Cette logique ne consiste pas à réduire volontairement la qualité du travail.
Elle repose plutôt sur une recherche d’équilibre plus stricte entre contribution professionnelle et vie personnelle.
De nombreux salariés n’adhèrent plus à l’idée d’un investissement illimité.
Ils acceptent de réaliser leur mission mais refusent d’ajouter systématiquement des efforts supplémentaires non reconnus.
Cette posture ne traduit pas toujours un problème d’engagement.
Elle peut aussi correspondre à une redéfinition plus assumée des frontières professionnelles.
C’est précisément ce qui rend l’analyse plus délicate pour les entreprises.
Le retrait ne se traduit plus uniquement par une baisse visible d’implication.
De plus en plus de collaborateurs restent performants tout en préparant discrètement leur départ.
Ils continuent à produire un travail de qualité mais déplacent progressivement leur attention :
• veille du marché
• développement de compétences externes
• recherche d’opportunités
• projets personnels
• construction du réseau professionnel
Cette forme de mobilité silencieuse peut rester invisible pendant plusieurs mois.
Le collaborateur paraît stable jusqu’au moment du départ.
Face à ces évolutions, les organisations cherchent de nouveaux moyens d’observer le niveau d’engagement.

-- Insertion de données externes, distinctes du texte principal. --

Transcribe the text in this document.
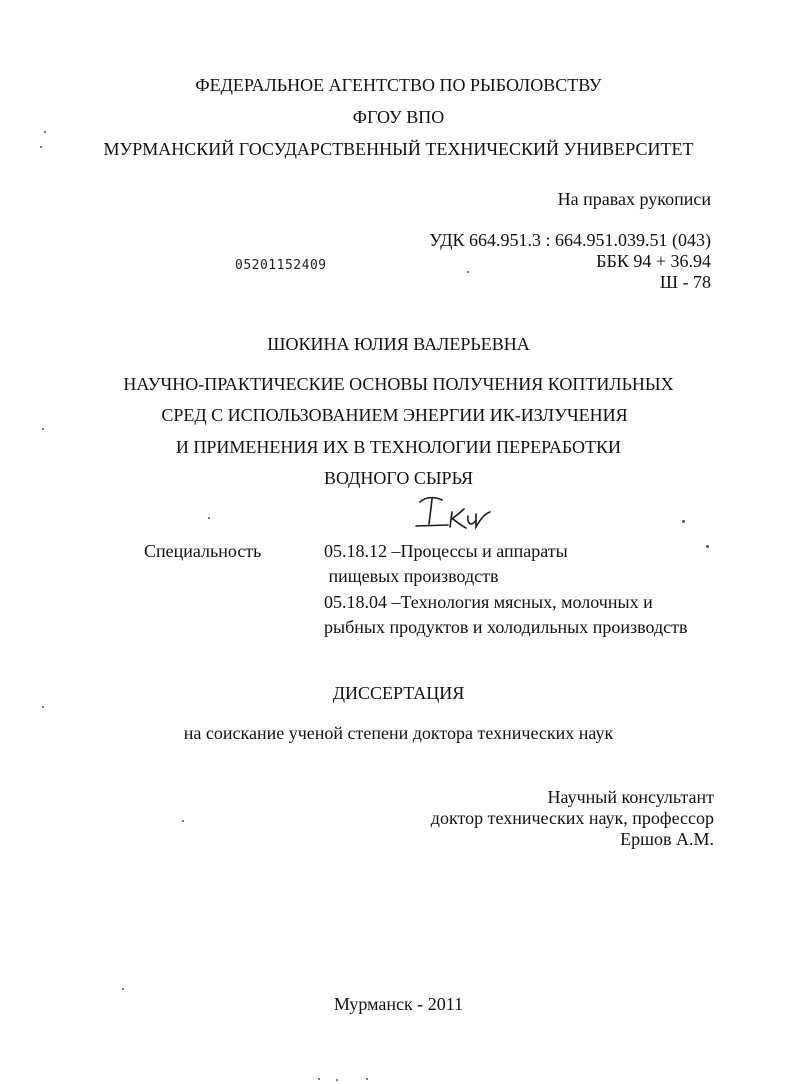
ФЕДЕРАЛЬНОЕ АГЕНТСТВО ПО РЫБОЛОВСТВУ
ФГОУ ВПО
МУРМАНСКИЙ ГОСУДАРСТВЕННЫЙ ТЕХНИЧЕСКИЙ УНИВЕРСИТЕТ
На правах рукописи
УДК 664.951.3 : 664.951.039.51 (043)
ББК 94 + 36.94
Ш - 78
05201152409
ШОКИНА ЮЛИЯ ВАЛЕРЬЕВНА
НАУЧНО-ПРАКТИЧЕСКИЕ ОСНОВЫ ПОЛУЧЕНИЯ КОПТИЛЬНЫХ
СРЕД С ИСПОЛЬЗОВАНИЕМ ЭНЕРГИИ ИК-ИЗЛУЧЕНИЯ
И ПРИМЕНЕНИЯ ИХ В ТЕХНОЛОГИИ ПЕРЕРАБОТКИ
ВОДНОГО СЫРЬЯ
Специальность	05.18.12 –Процессы и аппараты
пищевых производств
05.18.04 –Технология мясных, молочных и
рыбных продуктов и холодильных производств
ДИССЕРТАЦИЯ
на соискание ученой степени доктора технических наук
Научный консультант
доктор технических наук, профессор
Ершов А.М.
Мурманск - 2011
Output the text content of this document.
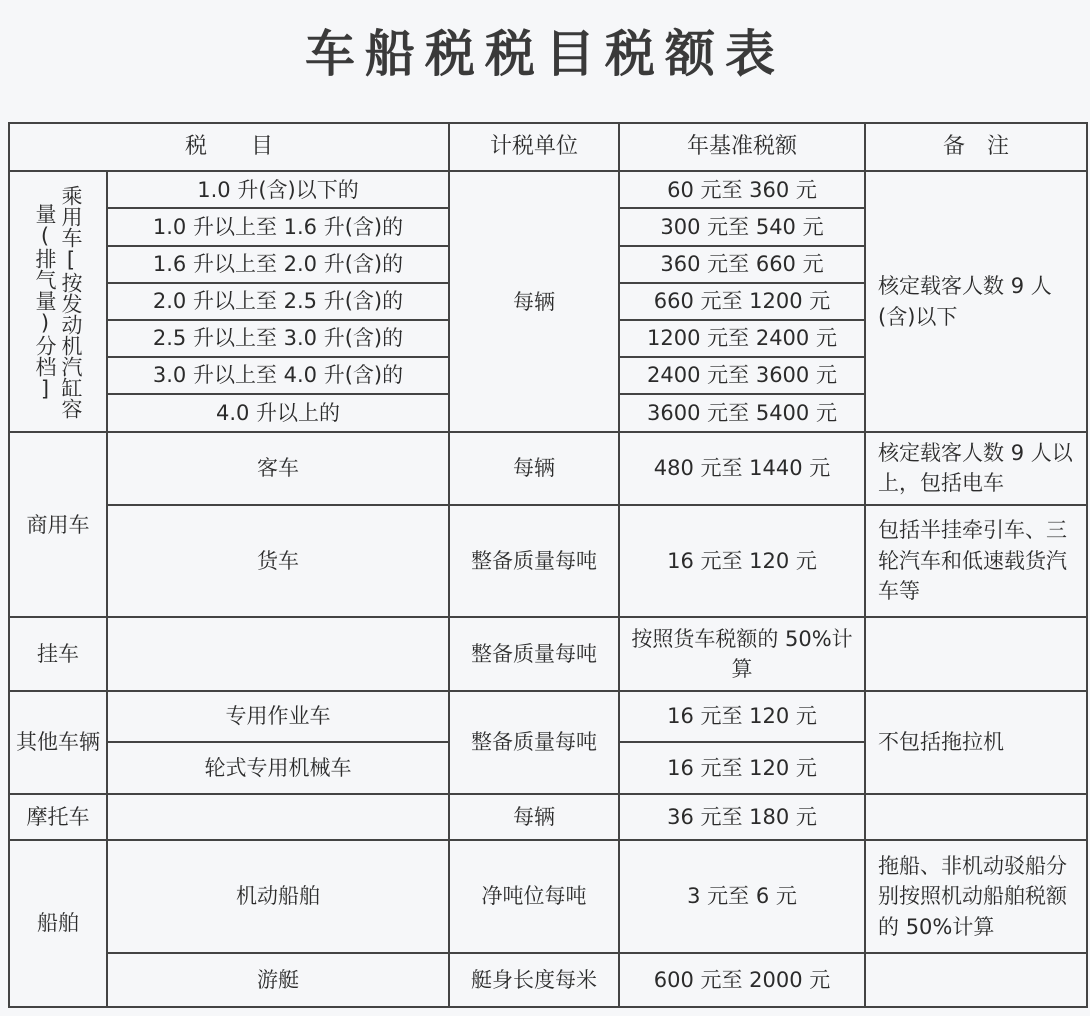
车船税税目税额表
税　　目		计税单位	年基准税额	备　注

乘用车[按发动机汽缸容量(排气量)分档]	1.0 升(含)以下的	每辆	60 元至 360 元	核定载客人数 9 人(含)以下
	1.0 升以上至 1.6 升(含)的		300 元至 540 元	
	1.6 升以上至 2.0 升(含)的		360 元至 660 元	
	2.0 升以上至 2.5 升(含)的		660 元至 1200 元	
	2.5 升以上至 3.0 升(含)的		1200 元至 2400 元	
	3.0 升以上至 4.0 升(含)的		2400 元至 3600 元	
	4.0 升以上的		3600 元至 5400 元	
商用车	客车	每辆	480 元至 1440 元	核定载客人数 9 人以上，包括电车
	货车	整备质量每吨	16 元至 120 元	包括半挂牵引车、三轮汽车和低速载货汽车等
挂车		整备质量每吨	按照货车税额的 50%计算	
其他车辆	专用作业车	整备质量每吨	16 元至 120 元	不包括拖拉机
	轮式专用机械车		16 元至 120 元	
摩托车		每辆	36 元至 180 元	
船舶	机动船舶	净吨位每吨	3 元至 6 元	拖船、非机动驳船分别按照机动船舶税额的 50%计算
	游艇	艇身长度每米	600 元至 2000 元	
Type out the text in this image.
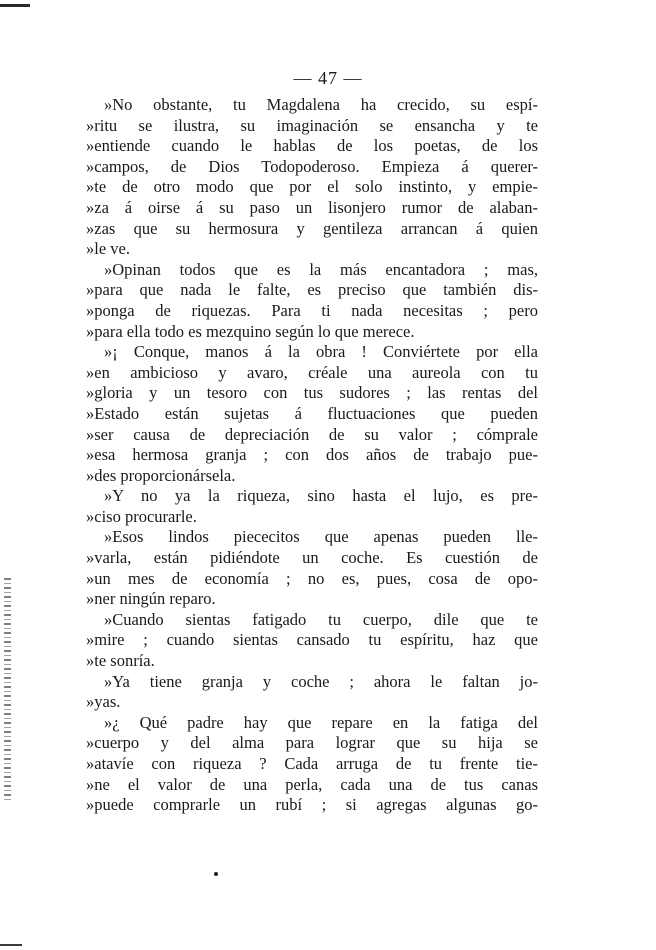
— 47 —
»No obstante, tu Magdalena ha crecido, su espí-
»ritu se ilustra, su imaginación se ensancha y te
»entiende cuando le hablas de los poetas, de los
»campos, de Dios Todopoderoso. Empieza á querer-
»te de otro modo que por el solo instinto, y empie-
»za á oirse á su paso un lisonjero rumor de alaban-
»zas que su hermosura y gentileza arrancan á quien
»le ve.
»Opinan todos que es la más encantadora ; mas,
»para que nada le falte, es preciso que también dis-
»ponga de riquezas. Para ti nada necesitas ; pero
»para ella todo es mezquino según lo que merece.
»¡ Conque, manos á la obra ! Conviértete por ella
»en ambicioso y avaro, créale una aureola con tu
»gloria y un tesoro con tus sudores ; las rentas del
»Estado están sujetas á fluctuaciones que pueden
»ser causa de depreciación de su valor ; cómprale
»esa hermosa granja ; con dos años de trabajo pue-
»des proporcionársela.
»Y no ya la riqueza, sino hasta el lujo, es pre-
»ciso procurarle.
»Esos lindos piececitos que apenas pueden lle-
»varla, están pidiéndote un coche. Es cuestión de
»un mes de economía ; no es, pues, cosa de opo-
»ner ningún reparo.
»Cuando sientas fatigado tu cuerpo, dile que te
»mire ; cuando sientas cansado tu espíritu, haz que
»te sonría.
»Ya tiene granja y coche ; ahora le faltan jo-
»yas.
»¿ Qué padre hay que repare en la fatiga del
»cuerpo y del alma para lograr que su hija se
»atavíe con riqueza ? Cada arruga de tu frente tie-
»ne el valor de una perla, cada una de tus canas
»puede comprarle un rubí ; si agregas algunas go-
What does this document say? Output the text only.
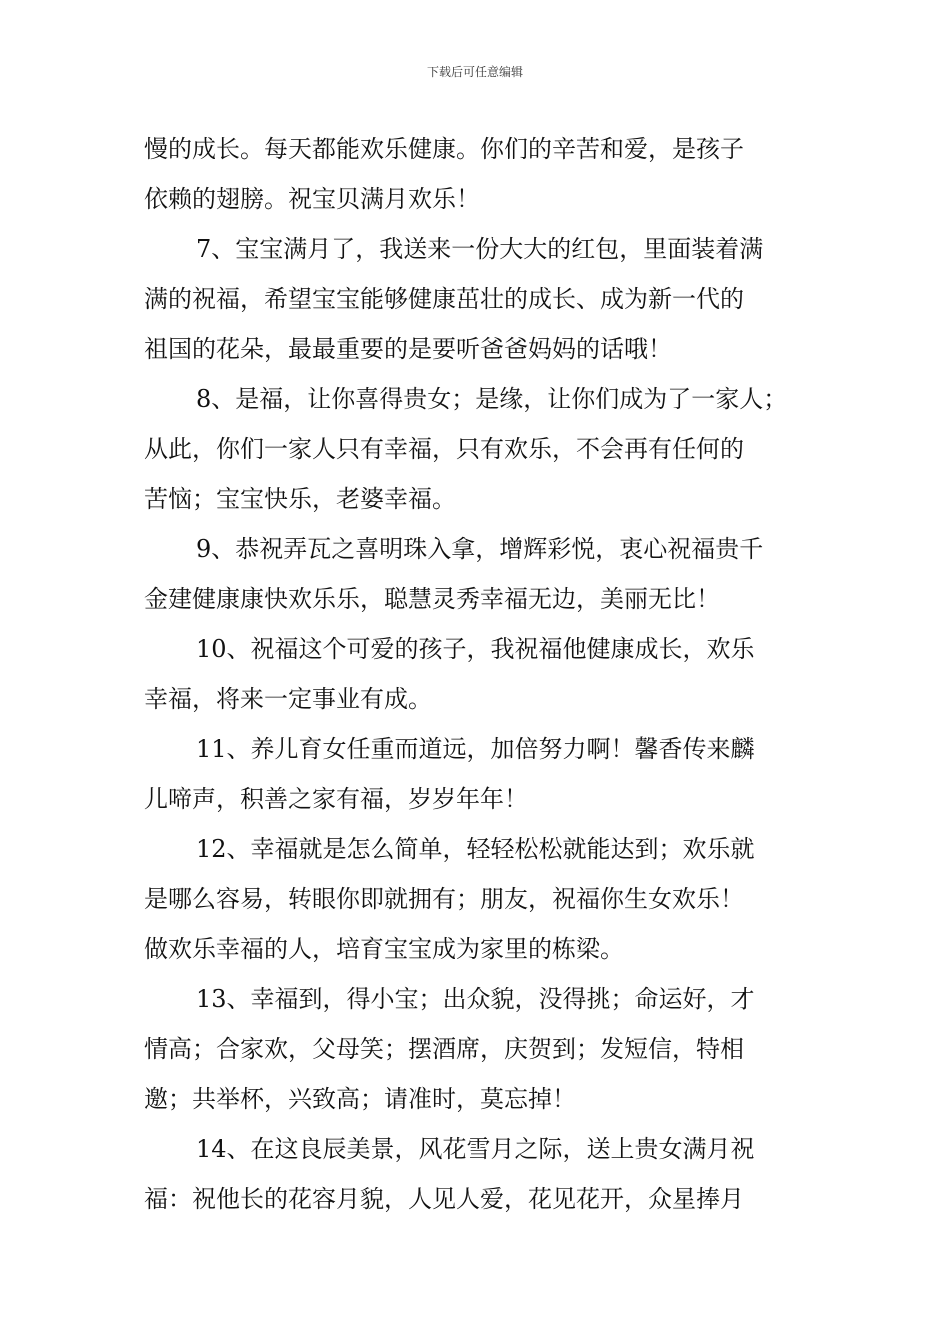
下载后可任意编辑
慢的成长。每天都能欢乐健康。你们的辛苦和爱，是孩子
依赖的翅膀。祝宝贝满月欢乐！
7、宝宝满月了，我送来一份大大的红包，里面装着满
满的祝福，希望宝宝能够健康茁壮的成长、成为新一代的
祖国的花朵，最最重要的是要听爸爸妈妈的话哦！
8、是福，让你喜得贵女；是缘，让你们成为了一家人；
从此，你们一家人只有幸福，只有欢乐，不会再有任何的
苦恼；宝宝快乐，老婆幸福。
9、恭祝弄瓦之喜明珠入拿，增辉彩悦，衷心祝福贵千
金建健康康快欢乐乐，聪慧灵秀幸福无边，美丽无比！
10、祝福这个可爱的孩子，我祝福他健康成长，欢乐
幸福，将来一定事业有成。
11、养儿育女任重而道远，加倍努力啊！馨香传来麟
儿啼声，积善之家有福，岁岁年年！
12、幸福就是怎么简单，轻轻松松就能达到；欢乐就
是哪么容易，转眼你即就拥有；朋友，祝福你生女欢乐！
做欢乐幸福的人，培育宝宝成为家里的栋梁。
13、幸福到，得小宝；出众貌，没得挑；命运好，才
情高；合家欢，父母笑；摆酒席，庆贺到；发短信，特相
邀；共举杯，兴致高；请准时，莫忘掉！
14、在这良辰美景，风花雪月之际，送上贵女满月祝
福：祝他长的花容月貌，人见人爱，花见花开，众星捧月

Les indicateurs classiques comme la présence ou le respect des objectifs ne suffisent plus toujours.
Davantage d’attention est portée sur :
Implication dans les projets transverses.
Richesse des interactions et circulation des idées.
Capacité à se projeter dans l’organisation.
Évolution des relations avec les équipes.
L’objectif n’est plus uniquement d’évaluer la productivité mais de détecter les variations d’investissement.
Le quiet quitting existe toujours.
Des salariés continuent à choisir un engagement strictement aligné sur leur fiche de poste sans rechercher davantage.
Mais ce comportement n’occupe plus seul l’espace du désengagement.
Aujourd’hui, les entreprises observent un ensemble plus large de comportements où le retrait peut prendre des formes beaucoup plus discrètes.
Le désengagement ne passe plus forcément par une baisse visible d’effort.
Il peut apparaître dans la projection professionnelle, dans les interactions, dans la motivation ou dans le lien émotionnel avec l’entreprise.
Le véritable défi pour les organisations n’est donc plus seulement d’identifier les collaborateurs qui font moins.
Il consiste davantage à repérer ceux qui restent présents tout en s’éloignant progressivement du projet collectif.